Co-ops and the Three R's
If each day is indeed Earth Day, we all must learn and relearn the new "Three Rs": reduce, reuse, recycle.
Just these three words by themselves are worth repeating, if only to make clarifying distinctions and help counter the tendency to neglect the first part: reducing consumption actually being the most important step in changing unsustainable social patterns. Those patterns involve maldistribution of resources, providing poverty for some, enormous production and waste for others, and poison for all.
Something else often missing in most of what I see and hear about sustainable social practices, missing even from the essential message of the Three R's, is the notion that the responsibility to establish such practices does not rest only or even primarily with the individual. Of course we must all do our part, and the profound nature of the contemporary crisis and opportunity can be seen in its challenge to all of us, at all levels from the international to the individual. We need also to point out the institutional and corporate powers foisting unsound energy, products, and services upon us and to point out the opportunities for consumers and workers to organize and improve their circumstances.
People in co-ops, whose organizations were founded on a vision of the common good, should find the present social environment increasingly supportive of that vision. Cooperatives at their best manifest desires for production that sustains rather than poisons natural resources and local economies, and desires for a means of distribution and consumer sales that supports such production.
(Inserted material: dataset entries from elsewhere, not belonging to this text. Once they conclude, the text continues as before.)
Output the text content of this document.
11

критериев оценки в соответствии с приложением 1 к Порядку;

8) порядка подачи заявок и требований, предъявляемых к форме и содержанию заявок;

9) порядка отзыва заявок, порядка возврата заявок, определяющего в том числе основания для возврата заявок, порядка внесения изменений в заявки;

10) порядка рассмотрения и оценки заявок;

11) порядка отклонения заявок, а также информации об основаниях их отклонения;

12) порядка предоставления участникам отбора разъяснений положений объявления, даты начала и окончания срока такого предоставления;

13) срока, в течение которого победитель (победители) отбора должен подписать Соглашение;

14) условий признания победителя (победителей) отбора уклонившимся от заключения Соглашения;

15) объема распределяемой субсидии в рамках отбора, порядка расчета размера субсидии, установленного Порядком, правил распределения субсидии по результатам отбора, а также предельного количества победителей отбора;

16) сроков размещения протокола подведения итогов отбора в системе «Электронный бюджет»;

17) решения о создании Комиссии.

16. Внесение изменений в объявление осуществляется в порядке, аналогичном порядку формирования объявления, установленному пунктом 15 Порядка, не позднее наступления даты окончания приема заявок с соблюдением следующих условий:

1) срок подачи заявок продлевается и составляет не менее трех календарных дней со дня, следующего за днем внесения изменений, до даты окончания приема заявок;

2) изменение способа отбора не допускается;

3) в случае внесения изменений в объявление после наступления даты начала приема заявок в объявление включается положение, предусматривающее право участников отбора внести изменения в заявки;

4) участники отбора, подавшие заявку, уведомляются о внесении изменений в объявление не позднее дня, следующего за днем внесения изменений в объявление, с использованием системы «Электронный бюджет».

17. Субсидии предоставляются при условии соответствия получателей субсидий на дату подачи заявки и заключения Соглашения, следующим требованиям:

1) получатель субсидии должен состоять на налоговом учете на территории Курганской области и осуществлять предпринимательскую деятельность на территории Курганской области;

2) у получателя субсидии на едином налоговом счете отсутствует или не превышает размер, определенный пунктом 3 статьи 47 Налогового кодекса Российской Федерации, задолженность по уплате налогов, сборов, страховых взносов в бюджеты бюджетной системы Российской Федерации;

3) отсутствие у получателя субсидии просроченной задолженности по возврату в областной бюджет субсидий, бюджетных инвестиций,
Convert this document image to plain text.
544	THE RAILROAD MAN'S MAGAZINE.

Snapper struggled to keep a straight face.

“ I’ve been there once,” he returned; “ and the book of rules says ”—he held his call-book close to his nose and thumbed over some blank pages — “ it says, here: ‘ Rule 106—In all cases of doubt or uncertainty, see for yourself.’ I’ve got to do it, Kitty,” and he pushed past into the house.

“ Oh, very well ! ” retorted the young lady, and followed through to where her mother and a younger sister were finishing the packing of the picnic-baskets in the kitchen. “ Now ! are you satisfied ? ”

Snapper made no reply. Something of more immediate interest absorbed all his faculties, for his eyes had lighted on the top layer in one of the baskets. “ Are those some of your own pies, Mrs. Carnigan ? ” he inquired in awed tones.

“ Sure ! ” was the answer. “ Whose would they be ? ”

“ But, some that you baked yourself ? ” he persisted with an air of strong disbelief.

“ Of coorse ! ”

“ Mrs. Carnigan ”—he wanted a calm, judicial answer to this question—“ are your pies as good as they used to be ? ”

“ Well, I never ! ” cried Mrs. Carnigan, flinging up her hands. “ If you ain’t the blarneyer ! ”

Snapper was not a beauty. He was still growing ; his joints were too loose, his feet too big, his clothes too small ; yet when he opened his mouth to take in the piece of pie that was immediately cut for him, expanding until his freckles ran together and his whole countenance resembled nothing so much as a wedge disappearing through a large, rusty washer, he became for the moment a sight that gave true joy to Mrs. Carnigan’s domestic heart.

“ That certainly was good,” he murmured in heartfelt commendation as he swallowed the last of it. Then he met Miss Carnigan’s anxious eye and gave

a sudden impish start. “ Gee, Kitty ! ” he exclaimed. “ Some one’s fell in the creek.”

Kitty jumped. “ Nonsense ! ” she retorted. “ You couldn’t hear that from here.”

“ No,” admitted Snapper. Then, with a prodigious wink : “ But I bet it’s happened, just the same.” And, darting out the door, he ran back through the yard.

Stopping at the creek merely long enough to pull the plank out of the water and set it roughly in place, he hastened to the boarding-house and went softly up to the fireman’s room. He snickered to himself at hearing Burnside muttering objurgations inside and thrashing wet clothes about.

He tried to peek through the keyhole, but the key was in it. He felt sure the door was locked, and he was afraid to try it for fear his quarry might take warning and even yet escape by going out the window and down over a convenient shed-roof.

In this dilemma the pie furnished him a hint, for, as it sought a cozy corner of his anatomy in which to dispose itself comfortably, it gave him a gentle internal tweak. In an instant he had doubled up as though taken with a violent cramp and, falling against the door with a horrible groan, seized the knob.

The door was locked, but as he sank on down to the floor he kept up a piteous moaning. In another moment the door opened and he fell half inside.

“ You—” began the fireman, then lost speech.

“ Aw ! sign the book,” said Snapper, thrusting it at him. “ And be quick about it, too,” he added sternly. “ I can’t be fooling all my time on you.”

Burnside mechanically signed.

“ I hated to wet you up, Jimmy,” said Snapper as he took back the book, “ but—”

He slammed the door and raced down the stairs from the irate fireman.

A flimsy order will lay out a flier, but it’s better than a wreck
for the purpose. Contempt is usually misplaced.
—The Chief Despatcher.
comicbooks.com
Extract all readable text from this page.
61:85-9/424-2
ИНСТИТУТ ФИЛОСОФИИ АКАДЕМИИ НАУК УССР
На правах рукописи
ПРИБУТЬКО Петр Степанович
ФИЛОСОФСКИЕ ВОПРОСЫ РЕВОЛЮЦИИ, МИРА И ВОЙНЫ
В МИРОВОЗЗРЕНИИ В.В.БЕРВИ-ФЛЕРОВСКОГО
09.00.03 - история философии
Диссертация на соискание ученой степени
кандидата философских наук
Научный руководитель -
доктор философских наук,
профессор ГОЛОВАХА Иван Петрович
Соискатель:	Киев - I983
Cooperative businesses also are one of the best ways to sustain or institutionalize such aspirations, going beyond celebration and protest. And cooperative ownership poses a necessary alternative to a way of doing business, indeed a way of life, that is based fundamentally in private ownership of resources (natural, financial, human) and in a drive for private advantage -- gained, if necessary, at the expense of other people and of those resources.
Most food co-ops having learned, whether long ago or more recently, that profitability is a desirable goal, we can go on to assert and demonstrate that a crucial distinction to be made is who owns and controls the capital and profits. We need to say this loudly and clearly and to be clear and proud about our cooperative mission, at the same time that we are active and take leadership among a wide array of businesses, individuals, and social and economic agents involved in efforts to remake a safer more sustainable society.
What is our vision, and what is it that cooperatives will help us attain? That, of course, is a big question, what could be called the millenial question, and I have only a few lines and a few breaths left. Recently, however, I arrived at an interesting statement of what we are about by toying with the first part of a definition of organics in a statement offered by a leading organization in that industry, OFPANA:
Organic farm management relies on methods that replenish and maintain soil fertility by providing optimal conditions for soil biological activity and that reduce the use of off-farm chemical inputs and reliance on non-renewable resources.
Something close to this statement describes what we propose in the larger sense:
Organic social management relies on methods that replenish and maintain cultural fertility by providing optimal conditions for social and biological activity and that reduce the use of long distance energy inputs and reliance on non-renewable resources.
What are co-ops doing to promote the Three Rs as well as to articulate and contribute to that necessary larger vision? We'll have much more on that in future editions.